Yesterday I changed the connection of my hard disk to the primary controller. First it was connected as "Cable Select" (I thought it was "slave" but after opening my box it appeared to be connected as CS), so I changed the jumper setting of my Seagate Barracuda (80 GB) and after that it was recognized as "master" by my BIOS. By the way, I have a Intel Motherboard D845GEBV2 based Pentium 4.

After this Sysinstall was indeed able to slice up and partitioning my hard disk, so your earlier advice was very helpful! Thanks again, because yesterday I succeeded to install FreeBSD 4.9 on my Pentium 4, which I consider to be a historical moment! Hurray, now I am a fully member of the FreeBSD community too! :) By the way, I did a very basic install, yet without X and the other compontents, but anyway the install procedure went without any problems!

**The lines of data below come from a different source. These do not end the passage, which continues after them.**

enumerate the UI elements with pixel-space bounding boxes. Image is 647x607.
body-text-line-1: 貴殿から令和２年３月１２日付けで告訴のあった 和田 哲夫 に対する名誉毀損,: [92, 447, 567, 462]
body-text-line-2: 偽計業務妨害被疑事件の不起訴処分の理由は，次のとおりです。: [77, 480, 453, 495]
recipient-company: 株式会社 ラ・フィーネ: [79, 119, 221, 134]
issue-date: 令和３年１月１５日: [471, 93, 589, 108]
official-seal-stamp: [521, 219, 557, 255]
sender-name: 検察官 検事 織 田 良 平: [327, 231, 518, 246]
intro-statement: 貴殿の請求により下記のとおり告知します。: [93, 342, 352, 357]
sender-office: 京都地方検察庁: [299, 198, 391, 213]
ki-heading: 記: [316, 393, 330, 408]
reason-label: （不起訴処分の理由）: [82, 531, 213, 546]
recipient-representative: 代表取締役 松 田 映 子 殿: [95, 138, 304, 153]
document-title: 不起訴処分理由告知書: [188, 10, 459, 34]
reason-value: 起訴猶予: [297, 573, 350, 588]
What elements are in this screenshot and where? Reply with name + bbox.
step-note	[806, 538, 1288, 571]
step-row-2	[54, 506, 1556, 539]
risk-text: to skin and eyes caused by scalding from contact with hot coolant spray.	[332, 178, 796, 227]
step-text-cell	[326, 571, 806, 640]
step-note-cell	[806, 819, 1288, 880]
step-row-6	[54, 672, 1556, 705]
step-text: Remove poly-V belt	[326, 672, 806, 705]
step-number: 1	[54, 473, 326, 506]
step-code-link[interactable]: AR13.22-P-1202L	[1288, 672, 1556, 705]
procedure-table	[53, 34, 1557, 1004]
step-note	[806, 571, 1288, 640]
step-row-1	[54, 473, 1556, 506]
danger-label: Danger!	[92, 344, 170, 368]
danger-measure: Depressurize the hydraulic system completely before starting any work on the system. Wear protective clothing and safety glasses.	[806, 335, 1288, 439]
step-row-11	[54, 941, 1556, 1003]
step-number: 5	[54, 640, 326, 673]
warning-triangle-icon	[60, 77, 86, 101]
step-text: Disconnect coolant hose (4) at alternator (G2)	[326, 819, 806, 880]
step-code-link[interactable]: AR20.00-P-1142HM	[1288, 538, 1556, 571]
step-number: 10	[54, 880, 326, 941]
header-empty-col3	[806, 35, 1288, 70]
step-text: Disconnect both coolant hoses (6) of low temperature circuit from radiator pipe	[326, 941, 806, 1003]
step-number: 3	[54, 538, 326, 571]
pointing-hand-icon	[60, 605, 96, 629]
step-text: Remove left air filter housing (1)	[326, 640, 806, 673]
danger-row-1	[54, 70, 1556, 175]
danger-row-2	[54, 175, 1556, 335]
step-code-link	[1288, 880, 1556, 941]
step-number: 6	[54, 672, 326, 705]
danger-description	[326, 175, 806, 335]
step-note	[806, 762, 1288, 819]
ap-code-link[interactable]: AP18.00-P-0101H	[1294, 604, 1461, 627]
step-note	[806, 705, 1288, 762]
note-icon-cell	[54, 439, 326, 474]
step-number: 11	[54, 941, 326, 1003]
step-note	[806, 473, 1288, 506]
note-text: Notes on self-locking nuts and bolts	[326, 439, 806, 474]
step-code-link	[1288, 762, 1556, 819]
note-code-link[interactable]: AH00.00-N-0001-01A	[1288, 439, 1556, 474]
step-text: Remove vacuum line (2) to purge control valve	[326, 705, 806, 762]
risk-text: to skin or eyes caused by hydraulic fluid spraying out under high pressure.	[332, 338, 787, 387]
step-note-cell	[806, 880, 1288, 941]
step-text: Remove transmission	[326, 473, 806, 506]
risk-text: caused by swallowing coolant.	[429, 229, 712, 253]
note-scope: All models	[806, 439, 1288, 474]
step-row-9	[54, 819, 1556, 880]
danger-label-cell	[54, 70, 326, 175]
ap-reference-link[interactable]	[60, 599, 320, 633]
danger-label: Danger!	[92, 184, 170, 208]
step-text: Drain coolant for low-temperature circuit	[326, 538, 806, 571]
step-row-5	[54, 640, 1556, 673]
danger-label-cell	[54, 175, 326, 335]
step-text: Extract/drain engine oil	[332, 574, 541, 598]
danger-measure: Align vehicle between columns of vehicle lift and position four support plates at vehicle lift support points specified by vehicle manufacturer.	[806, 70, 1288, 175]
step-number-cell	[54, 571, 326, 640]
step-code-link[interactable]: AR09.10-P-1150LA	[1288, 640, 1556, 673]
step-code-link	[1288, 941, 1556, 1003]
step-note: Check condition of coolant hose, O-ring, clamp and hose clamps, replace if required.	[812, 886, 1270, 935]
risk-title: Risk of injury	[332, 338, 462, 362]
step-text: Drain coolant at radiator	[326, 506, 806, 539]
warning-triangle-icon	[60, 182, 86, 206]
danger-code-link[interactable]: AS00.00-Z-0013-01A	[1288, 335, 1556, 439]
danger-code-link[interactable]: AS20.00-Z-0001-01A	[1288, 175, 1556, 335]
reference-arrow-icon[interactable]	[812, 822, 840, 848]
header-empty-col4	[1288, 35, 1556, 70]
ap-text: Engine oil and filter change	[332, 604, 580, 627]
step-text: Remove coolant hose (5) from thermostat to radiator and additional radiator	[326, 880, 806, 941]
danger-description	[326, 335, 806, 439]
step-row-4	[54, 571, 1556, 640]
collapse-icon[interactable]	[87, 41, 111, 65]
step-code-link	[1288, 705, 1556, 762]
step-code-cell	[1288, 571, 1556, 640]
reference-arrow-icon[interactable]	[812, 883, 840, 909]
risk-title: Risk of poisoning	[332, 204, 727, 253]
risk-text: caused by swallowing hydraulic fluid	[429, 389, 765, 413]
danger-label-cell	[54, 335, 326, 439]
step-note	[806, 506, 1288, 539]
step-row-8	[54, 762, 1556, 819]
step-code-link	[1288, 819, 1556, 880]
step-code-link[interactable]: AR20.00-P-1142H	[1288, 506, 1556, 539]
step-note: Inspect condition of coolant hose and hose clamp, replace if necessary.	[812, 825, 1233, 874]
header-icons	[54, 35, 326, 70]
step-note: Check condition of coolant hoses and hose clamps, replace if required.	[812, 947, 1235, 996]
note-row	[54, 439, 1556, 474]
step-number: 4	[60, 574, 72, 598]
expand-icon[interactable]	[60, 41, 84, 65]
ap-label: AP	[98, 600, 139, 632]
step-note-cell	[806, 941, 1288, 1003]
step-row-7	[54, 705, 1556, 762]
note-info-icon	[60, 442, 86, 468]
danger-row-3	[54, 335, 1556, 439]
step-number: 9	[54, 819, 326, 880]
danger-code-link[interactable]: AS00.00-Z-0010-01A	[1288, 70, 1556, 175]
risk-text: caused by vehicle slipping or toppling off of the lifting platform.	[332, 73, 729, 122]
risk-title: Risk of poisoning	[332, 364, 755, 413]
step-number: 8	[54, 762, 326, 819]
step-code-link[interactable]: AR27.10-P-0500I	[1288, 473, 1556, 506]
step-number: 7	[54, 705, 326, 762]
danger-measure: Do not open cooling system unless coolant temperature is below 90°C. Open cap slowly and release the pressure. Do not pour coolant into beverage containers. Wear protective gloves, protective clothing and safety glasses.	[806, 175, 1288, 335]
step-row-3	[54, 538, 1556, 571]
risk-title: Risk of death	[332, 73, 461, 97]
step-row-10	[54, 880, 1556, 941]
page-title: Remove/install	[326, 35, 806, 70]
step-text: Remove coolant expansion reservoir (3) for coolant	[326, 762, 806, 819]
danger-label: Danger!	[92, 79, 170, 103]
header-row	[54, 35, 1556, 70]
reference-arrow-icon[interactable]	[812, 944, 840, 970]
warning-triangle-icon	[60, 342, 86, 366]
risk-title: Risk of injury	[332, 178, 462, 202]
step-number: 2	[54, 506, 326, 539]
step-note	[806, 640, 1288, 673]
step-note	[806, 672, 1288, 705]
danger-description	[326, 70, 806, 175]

But... and now the story is going to be a little scary...

... after the installation I rebooted my PC instead of turning off the power first! A few hours later I concluded that not powering off my PC had severe consequences. I started my Linux From Scratch (same hard disk) which has become very unstable in X. I never had any problems with my Linux, but now X (and so KDE) was going down the whole time. First I thought it had to do with swapping my hard disk from CS to master (I installed Linux on my hard disk when it was CS), but I couldn't find any configuration errors or something. At that moment I decided to recompile my kernel, I couldn't start "make menuconfig" either, because it was complaining that it couldn't find ncurses (which was ridiculous, of course I installed ncurses!;). From that moment I started to fear of any hardware problems!

Well, then I booted my PC with my Knoppix 3.2 live-CD and... yes! Also then X was very unstable! It simply stopped working. Finally I tried the install CD-ROM of Red Hat 9 and there even Anaconda (which works with X) wouldn't start and was complaining of certain 'cpio'-errors. I never had these problems before! On my other PC I googled and read a newsgroup posting about somebody who had installed FreeBSD on a Dell PC with the same motherboard. He got a reply of another guy who was saying that he had the same problem, but after a few days the problem was suddenly gone. "Maybe the PC had to get used to FreeBSD", he said something like that. I had to laugh first, but after a few hours of wondering and googling, I decided to turn my Pentium 4 off for five minutes...

And you can believe it or not... but after turning on my PC again and having started Linux From Scratch, all the problems were indeed gone! At the moment I type this message in LFS and X didn't stop yet!;) Even rebooting (without turning off the power) in FreeBSD and then in LFS again, will not cause anu problems anymore!

I am very satisfied till now of course, but I am very curious if anybody ever had this kind of the problem after installing FreeBSD too?

Anyway, many thanks to you for your support!!